Hace años que da el mismo paseo con gran pesar. Y, ahora, ¿desde lo de Anna?

Henry hace una mueca al recordar a su hija a su lado en el coche.

«Me das asco…».

—¿Qué nos queda ahora? —dice en voz alta mientras Sammy le roza la mano con el hocico y alza los ojos ámbar para cruzarse con los de su amo. El perro todavía se sienta bajo la silla de Anna cada noche durante la cena. Es insoportable.

Henry le acaricia la cabeza a Sammy y luego vuelve hacia la casa. Le aterra la noche que le espera, pero le ha prometido a Barbara que verán el programa del aniversario juntos, así que no debe llegar tarde. Han hablado largo y tendido sobre cómo gestionar el asunto: están preocupados por lo que es mejor para Jenny, quien puede que tenga que hacer frente a la peor parte. Es la hermana que se ha quedado sin hermana.

Las tuvieron con dieciocho meses de diferencia; eran muy dulces y estaban muy unidas, sobre todo cuando eran pequeñas.

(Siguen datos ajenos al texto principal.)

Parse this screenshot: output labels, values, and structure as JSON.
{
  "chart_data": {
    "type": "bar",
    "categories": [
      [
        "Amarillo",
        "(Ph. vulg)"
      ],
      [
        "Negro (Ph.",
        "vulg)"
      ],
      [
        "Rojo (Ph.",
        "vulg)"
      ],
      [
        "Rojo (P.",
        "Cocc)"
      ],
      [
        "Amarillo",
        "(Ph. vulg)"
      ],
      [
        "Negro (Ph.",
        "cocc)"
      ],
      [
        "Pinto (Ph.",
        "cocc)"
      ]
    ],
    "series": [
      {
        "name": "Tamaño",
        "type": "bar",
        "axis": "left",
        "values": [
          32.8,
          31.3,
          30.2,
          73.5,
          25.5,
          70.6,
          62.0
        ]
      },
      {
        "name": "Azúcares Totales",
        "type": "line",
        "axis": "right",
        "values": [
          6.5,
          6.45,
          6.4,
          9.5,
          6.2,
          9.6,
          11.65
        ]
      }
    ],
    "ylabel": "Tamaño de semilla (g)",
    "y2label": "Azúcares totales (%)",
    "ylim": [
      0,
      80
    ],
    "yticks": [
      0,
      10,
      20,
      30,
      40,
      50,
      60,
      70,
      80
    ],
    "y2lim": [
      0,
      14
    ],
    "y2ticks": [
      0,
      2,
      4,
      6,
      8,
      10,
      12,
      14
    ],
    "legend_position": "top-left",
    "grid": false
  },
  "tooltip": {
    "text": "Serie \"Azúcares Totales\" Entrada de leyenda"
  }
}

Se peleaban, claro, había la típica rivalidad entre hermanas, pero a la hora de dormir ya habían hecho las paces, y a menudo querían dormir juntas, a pesar de que hubiera habitaciones de sobra. Henry se acuerda por un instante de que lo último que solía hacer todas las noches era asomar la cabeza por la puerta de la habitación y las veía dormir, con los brazos y las piernas enroscados, acurrucadas con los pijamas rosas en una cama de matrimonio.

Se le encoge el estómago otra vez. Jenny todavía sufre insomnio. Barbara también. No tiene ni idea de cómo deben afrontar este programa. Que vuelvan a poner el foco sobre ellos.

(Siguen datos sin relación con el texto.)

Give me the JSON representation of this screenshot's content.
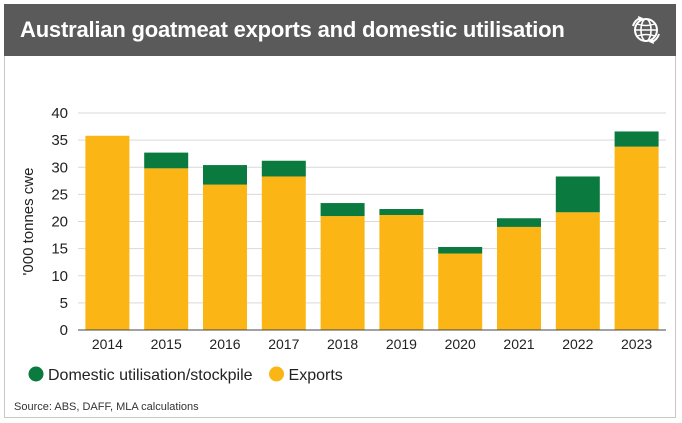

Habían rechazado de plano la invitación de acudir a los estudios de Londres. Barbara no habría podido soportar una entrevista en directo. No. Henry se había negado en rotundo, en parte porque el tiempo que pasaba cerca de la policía lo ponía de los nervios. Por tanto, se había grabado todo de antemano en su casa. También habían rescatado un vídeo antiguo, de cuando Anna era pequeña.

Se detiene y aprieta los puños al recordar ese momento, él, cámara en mano, mientras Barbara le daba órdenes desde atrás. Ante él había un grupo de amigos reunidos alrededor de la merienda de cumpleaños, todos disfrazados: vaqueros y hadas. En el centro, un pastel enorme de chocolate con unas cuantas velas. «Hazle fotos mientras las sople, Henry. Por favor, que no se te pase…». Piensa en cómo era su mujer entonces: Barbara rebosaba alegría y siempre iba de aquí para allá, era muy feliz cuando la casa estaba llena de niños, ruido y desorden.

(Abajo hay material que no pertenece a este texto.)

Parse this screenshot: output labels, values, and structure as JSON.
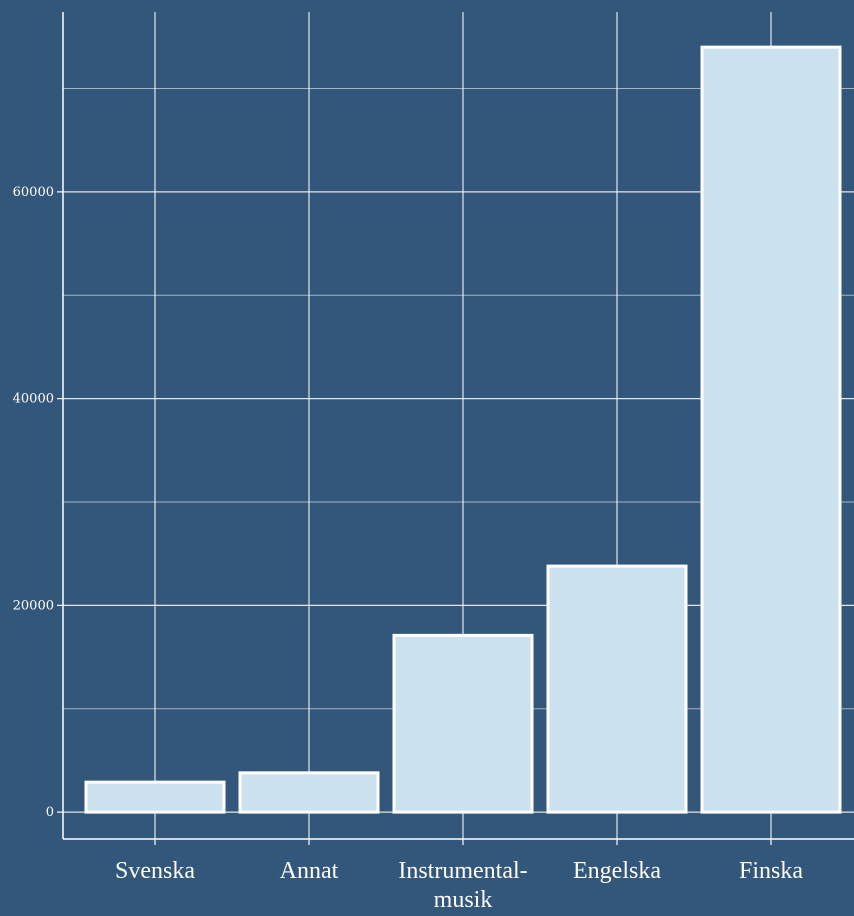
{
  "chart_data": {
    "type": "bar",
    "title": "",
    "xlabel": "",
    "ylabel": "",
    "categories": [
      "Svenska",
      "Annat",
      "Instrumental-musik",
      "Engelska",
      "Finska"
    ],
    "category_label_lines": [
      [
        "Svenska"
      ],
      [
        "Annat"
      ],
      [
        "Instrumental-",
        "musik"
      ],
      [
        "Engelska"
      ],
      [
        "Finska"
      ]
    ],
    "values": [
      2900,
      3800,
      17100,
      23800,
      74000
    ],
    "ylim": [
      -2600,
      77400
    ],
    "yticks": [
      0,
      20000,
      40000,
      60000
    ],
    "ytick_labels": [
      "0",
      "20000",
      "40000",
      "60000"
    ],
    "minor_gridlines": [
      10000,
      30000,
      50000,
      70000
    ],
    "grid": true,
    "colors": {
      "background": "#33577a",
      "bar_fill": "#cbe1ee",
      "bar_stroke": "#ffffff",
      "grid": "#ffffff",
      "text": "#ffffff"
    }
  }
}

Henry se aclara la garganta y se inclina para volver a acariciar a Sammy, y así siente ese lazo que le es tan familiar: entre el hombre y el perro, entre el hombre, el perro y la tierra.

En definitiva, sí. Habían aceptado que se emitiera parte del vídeo del cumpleaños, porque la policía les había dicho que grabaciones tan emotivas como esa solían atraer más llamadas, lo cual era, sin duda, el objetivo de todo aquello: hacer un llamamiento a la colaboración ciudadana. El primer aniversario de la desaparición era un momento clave, les habían dicho, para hacer resurgir el interés en el caso y conseguir pistas nuevas. Para intentar encontrar a los hombres del tren. No obstante, él y Barbara están preocupadísimos por la presión que todo aquello ejerce sobre Jenny. Ella también aparece en el fragmento que han elegido los productores del programa, sale sonriendo junto a su hermana, por eso Barbara y Henry se habían sentado y habían acordado que, si Jenny se sentía incómoda, por poco que fuera, no permitirían que se emitiera y buscarían otra opción, o quizá pedirían que su imagen se tapara de alguna manera. Sin embargo, la reacción de su hija mayor había destrozado a Henry.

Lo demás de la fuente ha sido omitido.